Public health officials have identified the current batch of contaminated drugs primarily in Saskatoon’s core neighborhoods, but warn that the supply chain extends throughout the city and surrounding communities.
Prairie Harm Reduction, which operates Saskatchewan’s only supervised consumption site, reports their staff have reversed 27 overdoses in the past month alone. Their executive director Jason Mercredi has been advocating for expanded hours and additional locations.
“The current model isn’t meeting the need,” Mercredi explained as we toured their facility. “We’re only funded to operate twelve hours a day, but people don’t stop using when we close.”
The organization’s data shows that no one has ever died from an overdose within a supervised consumption site in Canada, yet Saskatchewan continues to have one of the highest drug toxicity death rates in the country.
When I visited the Royal University Hospital emergency department, Dr. Leila Saleh described the strain on healthcare resources. “We’re seeing multiple carfentanil overdoses daily now, many requiring intensive care. Some patients need continuous naloxone infusions because the half-life of carfentanil is so long.”

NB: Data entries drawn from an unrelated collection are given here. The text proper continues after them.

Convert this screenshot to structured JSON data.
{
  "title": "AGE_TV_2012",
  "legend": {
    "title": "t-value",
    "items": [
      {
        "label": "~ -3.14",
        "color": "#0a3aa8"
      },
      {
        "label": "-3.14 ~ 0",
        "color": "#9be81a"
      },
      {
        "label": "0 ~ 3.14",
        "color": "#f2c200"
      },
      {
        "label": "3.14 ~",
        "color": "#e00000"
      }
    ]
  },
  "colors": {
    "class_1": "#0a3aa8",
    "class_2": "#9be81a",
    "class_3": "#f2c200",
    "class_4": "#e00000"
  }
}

The provincial Ministry of Health has distributed emergency alerts through cell phones and social media, warning people who use drugs to never use alone and to start with very small amounts. They’ve also expanded access to take-home naloxone kits through pharmacies and community organizations.

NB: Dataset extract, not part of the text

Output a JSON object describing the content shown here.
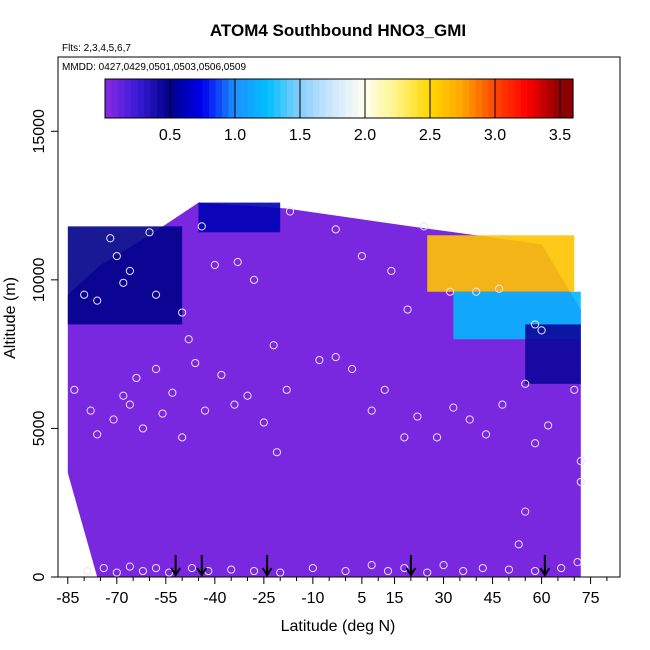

But for families who’ve lost loved ones, these measures feel insufficient. At a memorial gathering in Kiwanis Park, I met Cheryl Redwood, who lost her 22-year-old son Elijah to a carfentanil overdose last year.

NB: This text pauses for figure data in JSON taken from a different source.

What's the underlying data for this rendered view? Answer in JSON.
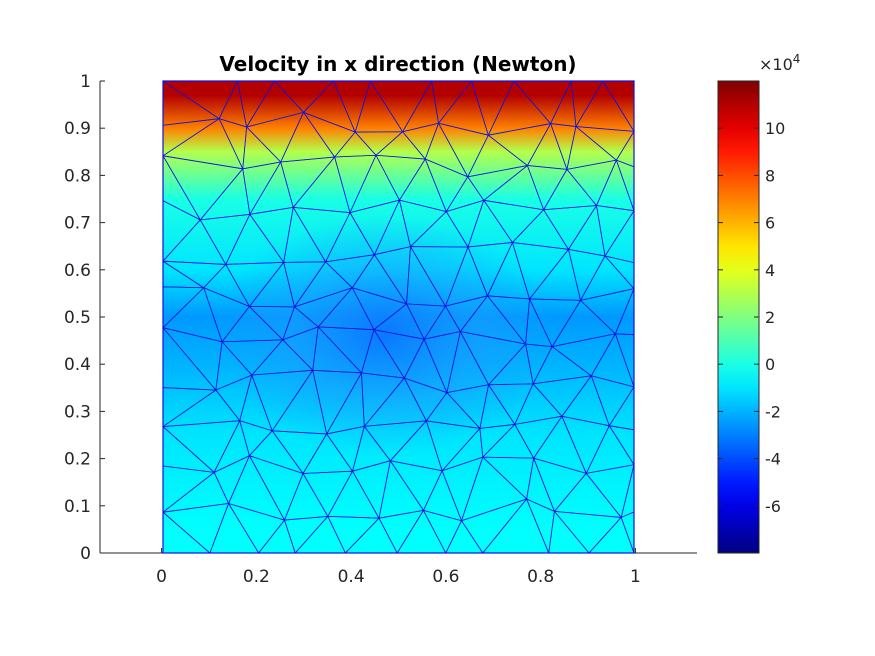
{
  "chart_data": {
    "type": "heatmap",
    "title": "Velocity in x direction (Newton)",
    "xlabel": "",
    "ylabel": "",
    "xlim": [
      -0.13,
      1.13
    ],
    "ylim": [
      0,
      1
    ],
    "x_ticks": [
      "0",
      "0.2",
      "0.4",
      "0.6",
      "0.8",
      "1"
    ],
    "y_ticks": [
      "0",
      "0.1",
      "0.2",
      "0.3",
      "0.4",
      "0.5",
      "0.6",
      "0.7",
      "0.8",
      "0.9",
      "1"
    ],
    "mesh": "triangular",
    "mesh_color": "#1010e0",
    "colormap": "jet",
    "colorbar": {
      "limits": [
        -8,
        12
      ],
      "ticks": [
        "10",
        "8",
        "6",
        "4",
        "2",
        "0",
        "-2",
        "-4",
        "-6"
      ],
      "multiplier_base": "×10",
      "multiplier_exponent": "4"
    },
    "field_samples": [
      {
        "y": 0.97,
        "value": 11
      },
      {
        "y": 0.9,
        "value": 7
      },
      {
        "y": 0.85,
        "value": 3
      },
      {
        "y": 0.75,
        "value": 0
      },
      {
        "y": 0.6,
        "value": -1
      },
      {
        "y": 0.5,
        "value": -2.5
      },
      {
        "y": 0.4,
        "value": -2
      },
      {
        "y": 0.25,
        "value": -1
      },
      {
        "y": 0.05,
        "value": -0.5
      }
    ]
  }
}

“He was three months sober, working construction,” she said, showing me his photo. “One relapse with a contaminated supply took him from us. The system failed him at every turn.”
Redwood has since joined a growing coalition of families advocating for more comprehensive approaches, including safe supply programs that provide pharmaceutical-grade alternatives to toxic street drugs.
The Federation of Sovereign Indigenous Nations has called the situation a crisis requiring immediate action, noting that Indigenous communities are disproportionately affected. In a statement, they pointed to intergenerational trauma and limited access to culturally appropriate treatment as contributing factors.
Meanwhile, innovative responses are emerging from the community level. The Okihtcitawak Patrol Group, a volunteer street team, has increased their evening outreach shifts, carrying naloxone and checking on vulnerable people.
“We can’t wait for policy to catch up,” says patrol member Sarain Buffalo-Robe. “We’re finding people unconscious in alleys, parks, bathrooms. Minutes matter with carfentanil.”
Public health experts emphasize that addressing the toxic drug crisis requires multiple approaches. Dr. Peter Butt, addiction specialist with the Saskatchewan Health Authority, explains that while harm reduction measures are crucial for preventing immediate deaths, they must be paired with expanded treatment options.
“We need low-barrier access to evidence-based treatment, including opioid agonist therapies like methadone and Suboxone,” Dr. Butt says. “But waiting lists can be months long, and during that time, people remain at high risk.”
As I finished my reporting in Saskatoon, another memorial was being added to the wall at the community health center. Jason, the peer support worker, placed a photo of a woman in her thirties, smiling in graduation cap and gown.
“She was a nurse,” he said. “Had a bad injury, got hooked on pain meds, then street drugs when her prescription ended. One bad batch with carfentanil, and she’s gone.”
The health alert remains in effect as officials work to track the source of the contaminated supply. For now, community organizations continue distributing naloxone kits and spreading awareness about the unprecedented danger in Saskatoon’s drug supply—knowing that behind each statistic is someone’s child, parent, sibling, or friend.